EPSRC Reference: EP/X014738/1
Title: Modelling the rheology of biopolymers and sustainable food systems: exploring new challenges for soft matter research
Principal Investigator: Ilg, Dr P
Other Investigators:
Researcher Co-Investigators:
Project Partners:
ETH Zurich
Department: Mathematics and Statistics
Organisation: University of Reading
Scheme: Overseas Travel Grants (OTGS)
Starts: 01 January 2024 Ends: 31 May 2024 Value (£): 49,420
EPSRC Research Topic Classifications:
Complex fluids & soft solids
EPSRC Industrial Sector Classifications:
Related Grants:
Panel History:  
Summary on Grant Application Form
From sustainable food systems and meat replacements to cosmetics and healthcare products, biopolymers play an absolutely crucial part for our present and future daily lives. While transferring our knowledge from soft matter science and synthetic polymers to biopolymers and food systems has so far been concentrated on equilibrium properties, this project explores the possibilities and challenges for tackling their nonequilibrium dynamics and flow behaviour (rheology).

Since processing and extrusion are integral parts in the preparation of food systems and sustainable food is often delicate to process, progress in our understanding and modelling will help to prepare better and healthier products.

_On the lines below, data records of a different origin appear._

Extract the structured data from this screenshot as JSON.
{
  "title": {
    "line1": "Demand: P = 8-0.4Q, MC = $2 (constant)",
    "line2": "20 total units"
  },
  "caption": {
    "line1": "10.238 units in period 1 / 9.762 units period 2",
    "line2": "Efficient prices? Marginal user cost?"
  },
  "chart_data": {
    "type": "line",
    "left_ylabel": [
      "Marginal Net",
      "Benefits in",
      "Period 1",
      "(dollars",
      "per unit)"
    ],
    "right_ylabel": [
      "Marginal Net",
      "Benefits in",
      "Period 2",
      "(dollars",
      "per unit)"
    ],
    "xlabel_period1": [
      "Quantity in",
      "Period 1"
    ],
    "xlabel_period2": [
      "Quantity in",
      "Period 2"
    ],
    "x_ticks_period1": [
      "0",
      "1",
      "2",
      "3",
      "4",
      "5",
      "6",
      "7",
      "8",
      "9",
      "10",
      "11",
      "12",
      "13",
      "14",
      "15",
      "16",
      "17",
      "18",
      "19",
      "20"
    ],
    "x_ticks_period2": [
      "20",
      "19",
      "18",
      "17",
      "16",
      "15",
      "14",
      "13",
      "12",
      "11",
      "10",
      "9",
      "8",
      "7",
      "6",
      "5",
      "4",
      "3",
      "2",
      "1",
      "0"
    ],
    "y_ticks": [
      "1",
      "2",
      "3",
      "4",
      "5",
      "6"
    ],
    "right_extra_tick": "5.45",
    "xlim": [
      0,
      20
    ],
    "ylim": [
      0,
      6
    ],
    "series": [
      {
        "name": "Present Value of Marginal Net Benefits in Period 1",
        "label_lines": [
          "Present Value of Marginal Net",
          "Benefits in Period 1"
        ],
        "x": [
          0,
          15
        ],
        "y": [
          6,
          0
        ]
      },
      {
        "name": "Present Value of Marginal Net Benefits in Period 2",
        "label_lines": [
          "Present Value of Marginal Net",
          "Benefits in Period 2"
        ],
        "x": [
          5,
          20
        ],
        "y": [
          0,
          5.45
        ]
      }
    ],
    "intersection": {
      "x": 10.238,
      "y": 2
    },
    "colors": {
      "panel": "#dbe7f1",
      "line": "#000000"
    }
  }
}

On the other hand, the difficulties encountered in successfully modelling the rheology of such food systems will allow us to formulate and focus on novel challenges for basic research in soft matter science.

For concreteness, we will focus on methyl cellulose as one of the most widely used biopolymers. Methyl cellulose is a cellulose derivative that is water soluble and often used as a gelling agent. The gel is formed by a network structure of methyl cellulose fibrils. This network is sensitive to temperature, allowing the system to flow much more easily at lower temperatures. During food processing and extrusion of methyl cellulose, the polymers experience a history of complicated strong and weak deformations as well as significant temperature variations. These conditions are rather different than the standard rheological tests in controlled-flow rheometers at constant temperatures. Since most synthetic polymers do not form complicated structures, the information gained from this test is often sufficient to formulate models of polymer rheology that work successfully also in more complicated situations. It is, however, far from obvious that the same holds true for biopolymers, due to the more complicated, flow- and temperature- sensitive structures they form.

With this project, we want to explore the progress that can be made in modelling the rheology of methyl cellulose under conditions relevant for food processing. Now is a good time for attempting this task due to recent advances in soft matter science with regard to modelling, simulation and coarse graining.

Starting with the nonequilibrium computer simulations of a detailed model of methyl cellulose, we first follow standard approaches to study shear-induced structure formation and the relation to rheological characteristics. Using modern approaches to nonequilibrium thermodynamics, we will consistently coarse grain the computationally expensive molecular model. Importantly, the coarse grained model contains internal variables that give important information on the nonequilibrium microstructure relevant for flow properties. The coarse grained model will then be studied under different conditions, like complex flow fields and varying temperature. The theoretical works will be complemented by experiments on methyl cellulose. Both, standard rheometers and in-house extruders will be used to study their flow behaviour. Comparing theoretical and experimental findings will allow us to assess achievements and shortcomings of this approach. From analysing the shortcomings, we want to identify novel challenges for basic research in soft matter science that could become an exciting and fruitful focus of future work.